Sevilen hiçbir şey yok oysa biliyorsun, yok sevmeye zamanımız; sorumluluklarımız var, geçmişten getirdiğimiz ve geleceğe kök salmış yalanlarımız!
Ah sevgilim, ah gizemli tanrıça! Ah sana şizofreniyi aşktan beter sandıran yanılsama! Biliyorsun ne ben Eros’tum(26) ne de sen Psykhe! Öyleyse neden bu aniden yüreğimize saplanan ölüm korkusu, neden bu aşk sandığımız intihar tortusu?
Görüyorsun, uzun cümleler kuruyorum, seri cinayetler işler gibi! Vazgeçtim ben şiirlerimden, bir kenara bıraktım Sembolik Şizofrenilerimi! Kimseye anlatmaya kıyamadığım masallar yazıyorum şimdi dört duvar arasında!
Dört duvar, öylesine yalnız ki, yalnızlıktan şehir yanıyor, şehir kanıyor, şehir içime akıyor! Adını kuşlara öğretip, Kaf dağının ardına yolluyorum, şimdi hangi kuşa baksam gagası kanıyor!
Dudaklarımı kemirip duruyorum! Bir sığınak değil, cephenin tam orta yeri oysa şiir ve bu aşırı romantizm, bu çocukça hayaller hiçbir soruya cevap değil! Nereden bulaştım bilmem bu saçma hayallere! Nerede çağlayanlar, hani, su perileri nerede?! Kendimle dolu dizgin savaşırken kırılmadı mı sanki pegasuslarımın kanatları?! Kim ne yapsın ki şimdi benim gibi korkak kralı?! Kırılmış asam, yarmıyor artık Deniz’leri(29) sevdam!
Parça tesirli bir bomba gibi dururken şimdi elimde eski bir resmin, şiir dediğin yalnızca çekeceğim küçük pim!

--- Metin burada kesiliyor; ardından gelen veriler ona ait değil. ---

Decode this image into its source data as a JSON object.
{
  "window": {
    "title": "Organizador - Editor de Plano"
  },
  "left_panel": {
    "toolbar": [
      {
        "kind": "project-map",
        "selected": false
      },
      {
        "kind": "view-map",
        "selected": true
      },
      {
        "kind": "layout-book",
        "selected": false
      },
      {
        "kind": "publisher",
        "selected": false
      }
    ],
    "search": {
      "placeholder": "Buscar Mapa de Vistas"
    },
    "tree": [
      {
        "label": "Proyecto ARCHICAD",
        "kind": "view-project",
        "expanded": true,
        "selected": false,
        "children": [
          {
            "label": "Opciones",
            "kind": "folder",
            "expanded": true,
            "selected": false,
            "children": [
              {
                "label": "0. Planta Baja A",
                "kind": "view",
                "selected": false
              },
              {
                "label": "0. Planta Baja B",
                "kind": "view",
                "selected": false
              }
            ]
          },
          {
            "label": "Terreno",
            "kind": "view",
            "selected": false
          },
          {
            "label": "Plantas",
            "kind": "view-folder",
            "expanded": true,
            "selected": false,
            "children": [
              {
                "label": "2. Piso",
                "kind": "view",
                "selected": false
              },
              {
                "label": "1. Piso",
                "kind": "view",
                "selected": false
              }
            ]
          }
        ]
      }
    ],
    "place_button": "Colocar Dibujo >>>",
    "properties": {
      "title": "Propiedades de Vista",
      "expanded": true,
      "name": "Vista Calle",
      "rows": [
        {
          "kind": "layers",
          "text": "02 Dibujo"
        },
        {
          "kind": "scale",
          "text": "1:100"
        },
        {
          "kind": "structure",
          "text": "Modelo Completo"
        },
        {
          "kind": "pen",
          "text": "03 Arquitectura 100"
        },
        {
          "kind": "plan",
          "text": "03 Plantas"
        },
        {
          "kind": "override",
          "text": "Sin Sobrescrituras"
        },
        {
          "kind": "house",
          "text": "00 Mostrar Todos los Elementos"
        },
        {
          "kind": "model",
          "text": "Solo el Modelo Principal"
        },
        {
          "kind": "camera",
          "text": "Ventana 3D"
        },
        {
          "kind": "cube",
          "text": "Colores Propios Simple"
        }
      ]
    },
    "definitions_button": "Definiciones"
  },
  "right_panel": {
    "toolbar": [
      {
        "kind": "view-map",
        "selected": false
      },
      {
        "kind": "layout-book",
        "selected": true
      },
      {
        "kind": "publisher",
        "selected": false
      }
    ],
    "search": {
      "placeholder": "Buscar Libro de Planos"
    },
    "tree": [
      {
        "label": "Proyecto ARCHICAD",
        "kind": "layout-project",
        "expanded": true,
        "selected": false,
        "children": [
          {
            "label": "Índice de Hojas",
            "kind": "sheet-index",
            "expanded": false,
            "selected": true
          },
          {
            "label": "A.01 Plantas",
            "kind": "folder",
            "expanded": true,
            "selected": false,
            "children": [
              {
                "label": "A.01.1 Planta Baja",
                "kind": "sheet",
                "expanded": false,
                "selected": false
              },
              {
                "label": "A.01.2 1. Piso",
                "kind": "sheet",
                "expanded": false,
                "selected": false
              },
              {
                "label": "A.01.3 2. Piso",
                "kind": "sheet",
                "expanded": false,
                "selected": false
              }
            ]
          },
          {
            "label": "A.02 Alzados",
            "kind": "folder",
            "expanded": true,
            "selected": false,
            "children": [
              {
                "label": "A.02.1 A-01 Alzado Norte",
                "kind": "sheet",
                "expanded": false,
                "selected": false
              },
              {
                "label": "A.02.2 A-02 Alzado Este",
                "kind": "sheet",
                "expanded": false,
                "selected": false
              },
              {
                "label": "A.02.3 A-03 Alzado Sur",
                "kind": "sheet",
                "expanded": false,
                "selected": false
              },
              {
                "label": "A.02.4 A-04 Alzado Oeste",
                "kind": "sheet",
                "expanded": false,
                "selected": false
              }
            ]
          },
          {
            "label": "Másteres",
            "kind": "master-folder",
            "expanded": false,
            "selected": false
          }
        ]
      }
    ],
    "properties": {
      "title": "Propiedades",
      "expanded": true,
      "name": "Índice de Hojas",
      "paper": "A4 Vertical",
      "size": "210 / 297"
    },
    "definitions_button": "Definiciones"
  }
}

Ve giderken bıraktığın hiçbir sorunun cevabı değil ani delirişim!
* * *
Gözkapaklarıma yapışıp gözbebeklerimden içeriye akan iflah olmaz paranoyaya teslim ederken bedenimi, yağmur çiseliyor kısacık saçlarıma… Ve küçük kız çocukları kısacık etekleriyle dört dönüyor etrafımda… Hepsinin de saçlarına yapışıp kalmış yaklaşan fırtınanın korkusu…
İnce ince damıtılıyor karanlık, atmosferin ücra köşelerinde ve birdenbire dökülüveriyor her akşam Dünya’nın üzerine… Oysa ideoloji sanılıyor içimdeki büyük nefret bazı felsefe sohbetlerinde! İdeoloji sanılıyor içimde biriken ezilmişlik ve kaygı ve o büyük endişe: Kim bilir ne zaman asacağım kendimi?!
Bu mudur ideolojisi yalnız bırakılmış küçük oğlan çocuklarının, dört dönerken etraflarında bembeyaz elbiseli küçük kız cesetleri… Biliyorsun, bir kara delik gibi durmadan içine çökerek güçlenen, içine yaklaştıkça acıya gömülen bir çocuğum ben…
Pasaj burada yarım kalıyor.